First the non-sargable, double wildcard (%), query:

irb(main):005:0> puts ActiveRecord::Base.connection.explain(Error.where('ticket_id LIKE \'%A00057440\'').to_sql)
 EXPLAIN (0.5ms) EXPLAIN SELECT `errors`.* FROM `errors` WHERE (ticket_id LIKE '%A00057440%')
+----+-------------+----------------+------+---------------+------+---------+------+---------+-------------+
| id | select_type | table | type | possible_keys | key | key_len | ref | rows | Extra |
+----+-------------+----------------+------+---------------+------+---------+------+---------+-------------+
| 1 | SIMPLE | errors | ALL | NULL | NULL | NULL | NULL | 8612441 | Using where |
+----+-------------+----------------+------+---------------+------+---------+------+---------+-------------+
1 row in set (0.00 sec)

Then the sargable, search from the beginning of the contents, query:

irb(main):006:0> puts ActiveRecord::Base.connection.explain(Error.where('ticket_id LIKE \'%A00057440\'').to_sql)
 EXPLAIN (1.2ms) EXPLAIN SELECT `errors`.* FROM `errors` WHERE (ticket_id LIKE 'A00057440%')
+----+-------------+----------------+-------+--------------------------------------+--------------------------------------+---------+------+------+-----------------------+
| id | select_type | table | type | possible_keys | key | key_len | ref | rows | Extra |
+----+-------------+----------------+-------+--------------------------------------+--------------------------------------+---------+------+------+-----------------------+
| 1 | SIMPLE | errors | range | index_errors_on_ticket_id | index_errors_on_ticket_id | 768 | NULL | 214 | Using index condition |
+----+-------------+----------------+-------+--------------------------------------+--------------------------------------+---------+------+------+-----------------------+
1 row in set (0.00 sec)

Aha! In the first query plan, MySQL tells us it will scan through ALL 8612441 rows Using where. The second, sargable query plan tells us that it will only need to scan through a range of 214 by Using index condition!

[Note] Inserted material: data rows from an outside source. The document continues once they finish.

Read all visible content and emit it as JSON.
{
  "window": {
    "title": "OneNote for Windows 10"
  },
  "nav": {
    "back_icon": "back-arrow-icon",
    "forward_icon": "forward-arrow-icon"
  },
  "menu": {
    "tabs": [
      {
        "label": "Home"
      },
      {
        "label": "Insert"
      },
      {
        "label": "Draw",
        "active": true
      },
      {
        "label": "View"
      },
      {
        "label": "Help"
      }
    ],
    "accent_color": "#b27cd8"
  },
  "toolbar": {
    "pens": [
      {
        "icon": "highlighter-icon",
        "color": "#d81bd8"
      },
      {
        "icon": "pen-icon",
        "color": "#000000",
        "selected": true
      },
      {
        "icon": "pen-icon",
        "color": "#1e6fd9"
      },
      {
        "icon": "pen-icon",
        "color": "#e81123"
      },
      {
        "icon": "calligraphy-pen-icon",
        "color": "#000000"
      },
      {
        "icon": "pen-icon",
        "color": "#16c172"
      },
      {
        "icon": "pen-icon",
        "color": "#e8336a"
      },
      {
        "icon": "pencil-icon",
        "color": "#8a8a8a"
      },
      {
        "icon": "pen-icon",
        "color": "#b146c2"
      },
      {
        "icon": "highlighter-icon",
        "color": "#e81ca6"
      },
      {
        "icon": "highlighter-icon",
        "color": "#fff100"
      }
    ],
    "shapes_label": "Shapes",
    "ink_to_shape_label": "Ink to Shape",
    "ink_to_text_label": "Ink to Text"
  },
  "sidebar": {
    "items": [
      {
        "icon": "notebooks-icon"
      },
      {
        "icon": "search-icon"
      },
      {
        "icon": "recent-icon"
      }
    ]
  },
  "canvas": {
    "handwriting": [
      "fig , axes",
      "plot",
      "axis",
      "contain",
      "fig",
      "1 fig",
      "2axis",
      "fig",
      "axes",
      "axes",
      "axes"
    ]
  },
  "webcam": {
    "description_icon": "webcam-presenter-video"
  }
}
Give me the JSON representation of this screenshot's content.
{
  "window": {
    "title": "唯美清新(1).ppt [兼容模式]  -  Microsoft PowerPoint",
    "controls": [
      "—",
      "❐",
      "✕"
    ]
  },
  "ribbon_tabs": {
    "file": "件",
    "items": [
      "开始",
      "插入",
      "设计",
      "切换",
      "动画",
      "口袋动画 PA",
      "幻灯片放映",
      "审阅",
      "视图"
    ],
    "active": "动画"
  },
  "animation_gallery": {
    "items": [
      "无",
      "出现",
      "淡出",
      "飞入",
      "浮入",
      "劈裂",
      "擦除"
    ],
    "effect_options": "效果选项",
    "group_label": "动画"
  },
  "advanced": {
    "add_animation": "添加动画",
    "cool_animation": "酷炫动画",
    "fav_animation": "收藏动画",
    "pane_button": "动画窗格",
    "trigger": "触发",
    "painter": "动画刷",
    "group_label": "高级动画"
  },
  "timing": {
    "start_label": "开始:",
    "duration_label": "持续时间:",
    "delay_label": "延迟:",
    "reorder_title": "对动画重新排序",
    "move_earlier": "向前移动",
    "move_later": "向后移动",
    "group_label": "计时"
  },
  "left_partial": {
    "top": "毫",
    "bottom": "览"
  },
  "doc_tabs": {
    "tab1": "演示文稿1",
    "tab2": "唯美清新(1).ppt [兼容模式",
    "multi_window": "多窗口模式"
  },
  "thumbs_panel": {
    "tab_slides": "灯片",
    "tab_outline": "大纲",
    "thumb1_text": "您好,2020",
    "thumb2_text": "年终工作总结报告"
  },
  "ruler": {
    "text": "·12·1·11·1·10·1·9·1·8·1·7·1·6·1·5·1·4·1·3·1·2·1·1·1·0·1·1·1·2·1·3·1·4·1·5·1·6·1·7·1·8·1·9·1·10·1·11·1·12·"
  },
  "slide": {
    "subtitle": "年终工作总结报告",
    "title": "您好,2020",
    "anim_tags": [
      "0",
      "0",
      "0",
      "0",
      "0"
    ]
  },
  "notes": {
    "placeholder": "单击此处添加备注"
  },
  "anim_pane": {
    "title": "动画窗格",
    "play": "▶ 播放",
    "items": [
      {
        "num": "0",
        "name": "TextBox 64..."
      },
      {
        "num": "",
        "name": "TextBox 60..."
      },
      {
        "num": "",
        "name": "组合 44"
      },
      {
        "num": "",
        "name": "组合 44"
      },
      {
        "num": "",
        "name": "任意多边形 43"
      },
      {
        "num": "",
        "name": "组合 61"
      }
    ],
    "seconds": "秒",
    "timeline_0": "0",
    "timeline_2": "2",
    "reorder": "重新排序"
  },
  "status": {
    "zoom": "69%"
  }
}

Wow... a single % can make a huge difference.

I'll leave it as an exercise for the reader to SET profiling = 1; to see the real cost. See documentation here.

Back on Ops

Ahhh, the sun is finally starting to set. We haven't finished (or really even begun) our investigation, but we're a little wiser about MySQL's indexing patterns.

How can we use this knowledge to make our jobs a little easier and beat the heat?

I guess the first thing to know is that where_message_like could take a very long time if there are no other WHERE conditions. This is because it's a TEXT column with no index; but even if it had an index, using a wildcard at the front of our search string isn't doing us any favors.

Also, it's nice to know that the ticket_id column is indexed, and if we want to search, we can use a sargable query to get our results much faster! Having a consistent format for ticket_id might be something to consider; if we can deduce what the beginning of the string is, finding all of the relevant records could be super efficient!

Lastly, if we did want to index the message column, we have a few options:

We could migrate it from TEXT to VARCHAR. The advantage there is gaining access to an easy index, but we give up the benefits of choosing TEXT in the first place.

We could use a column prefix key by specifying a prefix limit. That might get us some good bang for our buck if we use sargable queries.

Or, we could invest in a full-text index and really leverage what InnoDB can do! However, this will require us to alter our table a bit more and adjust our query patterns. Whether or not this plays nice with Rails is another question we'd need to answer.

Nevertheless, it's 5:00 p.m. (4:56 p.m., but who's counting), so it's time to call it a day and grab the last few rays of sun down by the water.

Before you ⌘-Q out of Slack, you remember something. "...didn't Brianna say that they were going to look at this issue??"

You refresh JIRA:

"Status: Done."

You give a shout out to Brianna and ⌘-SHIFT-Q.